Vacation rental management giant Vacasa, which over the past few years has grown into the largest company of its kind in North America, announced Thursday it plans to go public via a merger with a blank-check company.
The merger values Vacasa a $4.5 billion and will see the rental management firm combine with TPG Pace Solutions. After the deal, Vacasa will have $485 million in cash — which it will get from both TPG Pace Solutions and other investors — and plans to use the money “to fund the company’s future growth plans.”
Vacasa CEO Matt Roberts said in the statement that partnering with TPG Pace Solutions “will help accelerate our growth and the enhancement of our technology offerings for homeowners and guests.”
Founded more than a decade ago, Vacasa offers a variety of short-term rental services. The company focuses on real estate in vacation-oriented destinations, and will handle guest bookings and management for property owners who want to rent out their homes either full time or when not occupying the properties themselves. Over the years, the company has also branched out into managing entire vacation-oriented communities, as well as into various other ancillary services such as interior design.

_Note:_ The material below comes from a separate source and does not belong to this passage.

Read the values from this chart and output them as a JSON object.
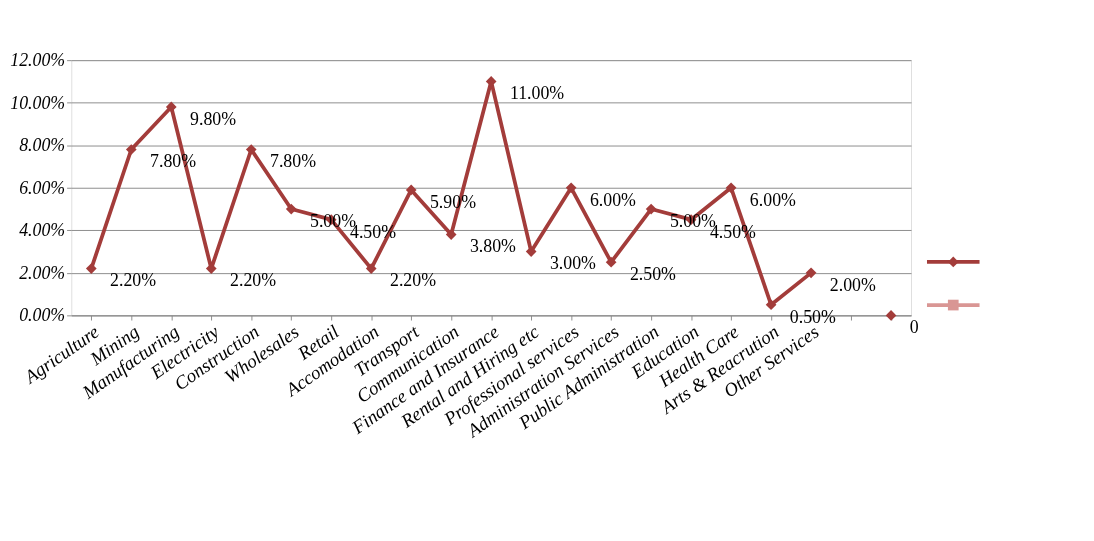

Eric Breon founded Vacasa and served as the company’s CEO until last year when he stepped down. Vacasa then hired Roberts, who had previously worked as the CEO of restaurant booking firm Opentable.
By 2018, Vacasa had become the largest vacation rental management company of its kind in North America. The company has since continued growing via an aggressive series of acquisitions that include TurnKey Vacation Rentals and Wyndham Vacation Rentals.
In Thursday’s statement, Vacasa said it anticipates bringing in $750 million in revenue in 2021, and will ultimately help consumers book more than 5 million nights in vacation properties. The company also said in its statement that it believes revenue will grow to $1.3 billion by 2023.
Vacasa allows travelers to book stays on its own website, but also partners with third party portals such as Airbnb, Vrbo and Booking.com.
Thursday’s announcement is also part of a trend that has seen numerous firms hit the stock market via a mergers with what are known as special acquisition companies (SPAC), or blank check companies. The deals allow companies to begin selling shares while skipping the more laborious process of holding a traditional initial public offering (IPO). The SPACs — so, companies such as TPG Pace Solutions — don’t produce or do anything on their own and form solely with the objective of finding another company to merger into.
These kinds of deals have become especially popular for real estate-focused technology companies. Last week for example, 3D imaging firm Matterport wrapped up its own SPAC deal and began selling shares. IBuyer Opendoor also went public via a SPAC merger in December, while rival Offerpad will follow suit later this year when it merges with a SPAC started by Zillow co-founder Spencer Rascoff.
In this case, TPG Pace Solutions is a SPAC formed by TPG, a global property management company that oversees $96 billion in assets.
In a statement, Karl Peterson — TPG Pace Solutions’ director and non-executive chairman — praised Vacasa for establishing “a strong strategic position in a large, fragmented market.” He also said he envisions future growth for Vacasa.
“Leveraging our extensive public market experience,” Peterson added, “we believe our partnership will further solidify Vacasa as a scaled hospitality brand in vacation rentals. We’re excited to work with Matt and the entire Vacasa team as we transition the company to the public equity marketplace.”